Here’s what marriage actually looks like, fifteen years in.

It looks like a huge fight on a Tuesday because we’re buying a house, he’s a firefighter responding to accidents on the side of the highway, and I’m at my desk, drowning in inspection reports. Every time we get on the phone, we bicker because neither of us has time or bandwidth, and the administrative weight keeps landing on me. It looks like hanging up frustrated, twice — no, four times. And then, late in the afternoon, an iced coffee from my favorite coffee shop arrives at the front door. Suddenly, I feel seen.

It looks like lying awake at the end of the night, too tired to be touched, the warmth of his breath somehow irritating instead of soothing, and wondering what that says about me, about us. It looks like scrolling past some couple on social media and feeling the slow creep of comparison, the intrusive thought that asks whether what we have measures up. It looks like intimacy that has to be chosen, again and again, because I’m postpartum and exhausted (and when does libido come back?). Some nights, the most intimate thing we do is let our toes touch under the covers.

But here’s what else it looks like.

It looks like my husband peeling and feeding me orange slices while I labored with our daughter, and the two of us belly laughing as I shuffled around with the IV pole, my gown exposing my butt in full fluorescent-lit absurdity. It looks like holding hands as an instinct, like catching his eye from across a room and feeling my whole body settle.

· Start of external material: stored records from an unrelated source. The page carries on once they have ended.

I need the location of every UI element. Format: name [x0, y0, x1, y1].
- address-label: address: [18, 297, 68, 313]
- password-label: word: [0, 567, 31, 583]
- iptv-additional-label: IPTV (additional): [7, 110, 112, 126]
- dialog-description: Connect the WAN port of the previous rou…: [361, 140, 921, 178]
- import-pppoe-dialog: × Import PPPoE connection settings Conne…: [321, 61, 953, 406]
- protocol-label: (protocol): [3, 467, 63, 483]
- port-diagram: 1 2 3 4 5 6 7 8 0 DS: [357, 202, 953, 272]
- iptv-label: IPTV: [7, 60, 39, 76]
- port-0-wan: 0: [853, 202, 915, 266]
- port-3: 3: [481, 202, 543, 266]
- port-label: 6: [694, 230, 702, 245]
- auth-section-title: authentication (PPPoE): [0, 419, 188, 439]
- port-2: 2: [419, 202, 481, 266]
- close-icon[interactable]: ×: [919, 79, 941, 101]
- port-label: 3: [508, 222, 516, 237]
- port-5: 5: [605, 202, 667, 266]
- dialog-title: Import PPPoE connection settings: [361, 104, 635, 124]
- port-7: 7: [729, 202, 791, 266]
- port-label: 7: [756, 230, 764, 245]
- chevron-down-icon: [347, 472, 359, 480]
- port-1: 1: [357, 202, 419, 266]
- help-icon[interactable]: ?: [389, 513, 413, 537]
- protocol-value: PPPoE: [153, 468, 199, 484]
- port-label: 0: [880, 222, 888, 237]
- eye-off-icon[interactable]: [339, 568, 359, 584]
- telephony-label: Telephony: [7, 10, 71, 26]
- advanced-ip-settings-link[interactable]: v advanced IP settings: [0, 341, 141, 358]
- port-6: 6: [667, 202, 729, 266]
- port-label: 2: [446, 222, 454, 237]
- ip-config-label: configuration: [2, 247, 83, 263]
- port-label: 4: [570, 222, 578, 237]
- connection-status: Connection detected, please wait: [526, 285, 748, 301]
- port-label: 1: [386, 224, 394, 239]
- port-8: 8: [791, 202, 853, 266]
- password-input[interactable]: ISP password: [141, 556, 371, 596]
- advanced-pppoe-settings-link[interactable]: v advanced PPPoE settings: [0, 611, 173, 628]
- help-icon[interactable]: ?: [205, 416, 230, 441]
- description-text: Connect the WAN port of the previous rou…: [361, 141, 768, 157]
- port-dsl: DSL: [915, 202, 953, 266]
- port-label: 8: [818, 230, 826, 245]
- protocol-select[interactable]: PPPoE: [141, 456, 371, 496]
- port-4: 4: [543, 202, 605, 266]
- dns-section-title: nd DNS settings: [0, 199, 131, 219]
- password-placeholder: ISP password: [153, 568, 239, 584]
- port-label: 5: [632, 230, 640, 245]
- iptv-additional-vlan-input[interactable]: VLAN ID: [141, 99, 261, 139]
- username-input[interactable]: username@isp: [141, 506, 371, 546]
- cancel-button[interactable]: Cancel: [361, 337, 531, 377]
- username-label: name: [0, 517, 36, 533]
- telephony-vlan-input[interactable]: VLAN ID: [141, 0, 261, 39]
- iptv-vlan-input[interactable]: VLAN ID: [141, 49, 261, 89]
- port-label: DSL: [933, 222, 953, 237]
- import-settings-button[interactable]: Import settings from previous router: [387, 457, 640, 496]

And it looks like the vet’s office, holding our dog as she took her last breath. We had brought her home a few months after getting married, and she made it to thirteen. My husband doesn’t like dogs, and we fought about it for years, but he knew how much she meant to me, especially during the years of infertility. She made it to see the end of that chapter and held on just long enough to meet our daughter. 


My husband and I have done so much growing up in the past 15 years — separately, and side by side. While most people spend their twenties figuring out who they are, we did it alongside another person. It changed the shape of who we became, to the point that I don’t know where I end and where the life we’ve created together begins anymore. And that feels both beautiful and tender.

There is a framed photo on my desk from the night before our IVF transfer. It’s an overexposed selfie taken on my phone after a few glasses of wine as we wandered the beach late at night. We look so light and happy in it. Our faces blur together. When I look at that photo, I see two people who continue to choose each other, even on the days when it feels impossible.

If I were writing vows today, I think I would try to say that.

I would say: Marriage is nothing like I expected, and it has broken me open and saved me more times than I can count.

I would say: There are moments you still feel like a mystery to me, even now, and that used to scare me, but I’ve learned to trust that we will keep finding our way back to one another.

I would say: You see me when other people don’t. And when I change, and I keep changing, you show up to watch me grow. And you grow alongside me.

I would say: How lucky are we to have found this kind of love so early on?